Abbreviations: CDI, Clostridioides difficile infection; COVID-19, coronavirus disease 2019; IQR, interquartile range.
CDI Prevalence and Characteristics
CDI prevalence between time periods is depicted in Figure 1. CDI prevalence significantly decreased from the pre–COVID-19 to the COVID-19 period (12.2 per 10 000 vs 8.9 per 10 000, P < .0001). This was driven primarily by a reduction in inpatient CDI prevalence (57.8 per 10 000 vs 49.4 per 10 000, P < .0001), though outpatient CDI prevalence decreased as well (2.2 per 10 000 vs 1.5 per 10 000, P < .0001). These trends were similar when limiting to index visits alone: overall prevalence (12.1 per 10 000 vs 8.7 per 10 000), inpatient prevalence (52.8 per 10 000 vs 43.8 per 10 000), and outpatient prevalence (1.7 per 10 000 vs 1.1 per 10 000). Monthly CDI prevalence for all encounters and index encounters is presented in Figure 2. Overall, CDI prevalence for all encounters decreased over the study period from 13.3 per 10 000 in April 2019 to 6.7 per 10 000 in March 2021. This was mainly driven by decreasing trends in inpatient prevalence (64.6 per 10 000 vs 39.1 per 10 000), while outpatient prevalence decreased as well (2.4 per 10 000 vs 1.3 per 10 000). These trends were similar when limiting to index visits only: overall prevalence (14.7 per 10 000 vs 6.8 per 10 000), inpatient prevalence (65.0 per 10 000 vs 35.9 per 10 000), and outpatient prevalence (2.5 per 10 000 vs 1.1 per 10 000). Notably, interrupted time series analysis indicated no significant difference in the rate ratio (RR) from the pre–COVID-19 to COVID-19 period for all encounters (RR, 1.04 [95% confidence interval {CI}, .90–1.20]; P = .570) or inpatient encounters (RR, 1.08 [95% CI, .98–1.19]; P = .115).
Figure 1.
Clostridioides difficile infection (CDI) prevalence in the pre–coronavirus disease 2019 (COVID-19) and COVID-19 periods.
Figure 2.
Monthly Clostridioides difficile infection (CDI) prevalence over the study period. A, All CDI encounters. B, Index CDI encounters only.
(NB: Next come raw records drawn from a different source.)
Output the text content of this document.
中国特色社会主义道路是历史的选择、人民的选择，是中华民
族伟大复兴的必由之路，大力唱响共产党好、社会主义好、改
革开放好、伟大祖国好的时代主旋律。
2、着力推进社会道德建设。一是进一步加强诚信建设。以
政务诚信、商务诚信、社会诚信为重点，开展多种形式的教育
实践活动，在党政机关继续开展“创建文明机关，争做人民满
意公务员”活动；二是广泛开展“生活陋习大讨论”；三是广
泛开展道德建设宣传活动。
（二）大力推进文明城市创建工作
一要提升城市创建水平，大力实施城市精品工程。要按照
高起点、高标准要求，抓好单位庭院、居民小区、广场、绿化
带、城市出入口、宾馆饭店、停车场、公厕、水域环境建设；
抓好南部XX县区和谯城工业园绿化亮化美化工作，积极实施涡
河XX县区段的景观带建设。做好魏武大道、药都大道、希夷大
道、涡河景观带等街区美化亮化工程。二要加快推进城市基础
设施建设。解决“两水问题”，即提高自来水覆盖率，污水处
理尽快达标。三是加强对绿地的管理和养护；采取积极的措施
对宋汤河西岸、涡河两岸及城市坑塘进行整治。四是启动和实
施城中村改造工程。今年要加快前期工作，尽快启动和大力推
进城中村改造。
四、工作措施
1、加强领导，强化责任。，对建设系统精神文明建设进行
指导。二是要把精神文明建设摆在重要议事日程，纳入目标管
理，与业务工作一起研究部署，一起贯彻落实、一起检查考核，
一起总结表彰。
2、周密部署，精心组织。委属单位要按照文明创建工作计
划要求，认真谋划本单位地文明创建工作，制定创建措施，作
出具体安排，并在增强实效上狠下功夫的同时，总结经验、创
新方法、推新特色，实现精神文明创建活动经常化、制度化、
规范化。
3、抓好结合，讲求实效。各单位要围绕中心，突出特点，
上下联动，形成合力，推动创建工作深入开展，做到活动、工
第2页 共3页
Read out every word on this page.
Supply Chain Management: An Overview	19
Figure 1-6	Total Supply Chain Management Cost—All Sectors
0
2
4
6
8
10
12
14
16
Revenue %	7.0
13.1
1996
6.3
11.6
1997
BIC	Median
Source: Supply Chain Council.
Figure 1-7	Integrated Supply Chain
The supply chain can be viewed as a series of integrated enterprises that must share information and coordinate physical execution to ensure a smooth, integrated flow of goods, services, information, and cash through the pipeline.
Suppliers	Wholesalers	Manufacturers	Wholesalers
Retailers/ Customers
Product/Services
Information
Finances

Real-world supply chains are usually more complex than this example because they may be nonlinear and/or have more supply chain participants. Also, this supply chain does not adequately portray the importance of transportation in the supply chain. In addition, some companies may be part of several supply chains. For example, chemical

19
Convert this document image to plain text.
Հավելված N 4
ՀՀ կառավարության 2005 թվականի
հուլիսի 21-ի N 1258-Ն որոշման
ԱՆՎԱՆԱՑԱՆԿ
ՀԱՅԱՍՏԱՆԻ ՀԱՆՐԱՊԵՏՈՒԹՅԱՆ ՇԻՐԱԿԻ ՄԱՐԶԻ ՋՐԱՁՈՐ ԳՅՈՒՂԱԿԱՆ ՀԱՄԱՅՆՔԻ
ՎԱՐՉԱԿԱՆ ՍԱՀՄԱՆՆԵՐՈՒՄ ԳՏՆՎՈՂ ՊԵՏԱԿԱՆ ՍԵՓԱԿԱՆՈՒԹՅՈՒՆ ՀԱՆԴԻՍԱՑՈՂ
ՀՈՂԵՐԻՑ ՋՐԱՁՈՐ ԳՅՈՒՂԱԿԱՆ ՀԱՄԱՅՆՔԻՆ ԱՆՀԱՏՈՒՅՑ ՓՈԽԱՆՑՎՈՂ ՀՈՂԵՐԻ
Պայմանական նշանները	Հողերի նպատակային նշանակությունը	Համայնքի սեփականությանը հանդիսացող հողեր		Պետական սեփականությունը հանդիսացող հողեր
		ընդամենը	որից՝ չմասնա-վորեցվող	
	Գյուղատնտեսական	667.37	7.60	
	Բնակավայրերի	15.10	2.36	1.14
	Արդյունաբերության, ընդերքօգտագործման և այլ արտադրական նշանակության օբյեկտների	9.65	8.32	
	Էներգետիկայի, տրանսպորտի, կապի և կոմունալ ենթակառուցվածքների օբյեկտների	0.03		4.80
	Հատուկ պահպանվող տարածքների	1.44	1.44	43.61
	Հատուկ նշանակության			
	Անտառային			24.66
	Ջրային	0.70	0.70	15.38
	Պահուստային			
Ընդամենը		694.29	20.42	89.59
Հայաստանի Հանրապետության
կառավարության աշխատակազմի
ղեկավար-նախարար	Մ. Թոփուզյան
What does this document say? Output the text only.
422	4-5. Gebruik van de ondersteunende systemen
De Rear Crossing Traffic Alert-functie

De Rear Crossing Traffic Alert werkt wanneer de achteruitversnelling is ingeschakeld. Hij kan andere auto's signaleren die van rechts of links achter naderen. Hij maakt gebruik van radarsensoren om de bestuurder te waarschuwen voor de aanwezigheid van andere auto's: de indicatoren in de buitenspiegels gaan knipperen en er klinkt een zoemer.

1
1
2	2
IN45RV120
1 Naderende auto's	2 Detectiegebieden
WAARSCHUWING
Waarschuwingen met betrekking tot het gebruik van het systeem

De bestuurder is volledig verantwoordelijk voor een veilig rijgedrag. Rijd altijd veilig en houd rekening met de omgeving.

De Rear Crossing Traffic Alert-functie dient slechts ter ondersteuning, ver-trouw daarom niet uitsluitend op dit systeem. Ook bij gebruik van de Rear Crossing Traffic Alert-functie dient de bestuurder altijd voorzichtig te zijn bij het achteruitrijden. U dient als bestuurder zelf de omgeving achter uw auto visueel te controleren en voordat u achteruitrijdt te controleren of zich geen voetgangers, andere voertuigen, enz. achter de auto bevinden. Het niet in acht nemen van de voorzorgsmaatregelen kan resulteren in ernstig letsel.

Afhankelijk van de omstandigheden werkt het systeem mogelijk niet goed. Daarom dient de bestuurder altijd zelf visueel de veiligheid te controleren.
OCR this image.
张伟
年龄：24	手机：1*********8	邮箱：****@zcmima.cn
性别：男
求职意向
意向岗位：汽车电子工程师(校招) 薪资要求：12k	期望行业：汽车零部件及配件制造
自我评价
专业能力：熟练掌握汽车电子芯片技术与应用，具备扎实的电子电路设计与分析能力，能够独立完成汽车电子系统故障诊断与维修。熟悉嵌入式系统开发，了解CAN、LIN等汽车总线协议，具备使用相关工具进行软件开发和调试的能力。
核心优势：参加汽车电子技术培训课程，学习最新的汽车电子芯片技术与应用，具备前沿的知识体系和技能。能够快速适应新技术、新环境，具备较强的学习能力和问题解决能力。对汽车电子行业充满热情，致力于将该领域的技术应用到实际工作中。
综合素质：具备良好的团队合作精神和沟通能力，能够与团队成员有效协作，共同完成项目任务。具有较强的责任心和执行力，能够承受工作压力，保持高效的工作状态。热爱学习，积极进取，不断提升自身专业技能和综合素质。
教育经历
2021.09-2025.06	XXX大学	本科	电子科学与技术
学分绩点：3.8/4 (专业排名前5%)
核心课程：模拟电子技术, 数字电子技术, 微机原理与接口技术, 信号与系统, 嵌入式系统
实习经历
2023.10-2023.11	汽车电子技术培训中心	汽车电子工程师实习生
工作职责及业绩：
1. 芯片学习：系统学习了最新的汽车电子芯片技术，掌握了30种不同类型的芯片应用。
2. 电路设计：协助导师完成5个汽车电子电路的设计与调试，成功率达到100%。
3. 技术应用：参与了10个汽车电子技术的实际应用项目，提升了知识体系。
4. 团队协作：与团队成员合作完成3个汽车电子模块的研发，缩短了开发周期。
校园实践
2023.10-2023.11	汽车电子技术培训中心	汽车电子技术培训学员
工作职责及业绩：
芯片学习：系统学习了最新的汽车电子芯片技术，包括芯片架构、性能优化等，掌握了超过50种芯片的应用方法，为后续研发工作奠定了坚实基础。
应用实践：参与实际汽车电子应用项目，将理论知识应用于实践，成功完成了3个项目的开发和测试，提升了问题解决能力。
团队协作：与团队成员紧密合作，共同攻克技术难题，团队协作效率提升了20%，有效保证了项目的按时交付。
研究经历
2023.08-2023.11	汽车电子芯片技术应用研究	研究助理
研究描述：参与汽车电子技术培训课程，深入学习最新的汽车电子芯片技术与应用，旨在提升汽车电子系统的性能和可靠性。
During the index encounter, CDI was more commonly the primary diagnosis during the pre–COVID-19 period compared to the COVID-19 period (24.3% vs 21.1%, P < .0001), reflecting a shift to secondary diagnosis during the COVID-19 period (64.2% vs 69.9%, P < .0001) (Table 1).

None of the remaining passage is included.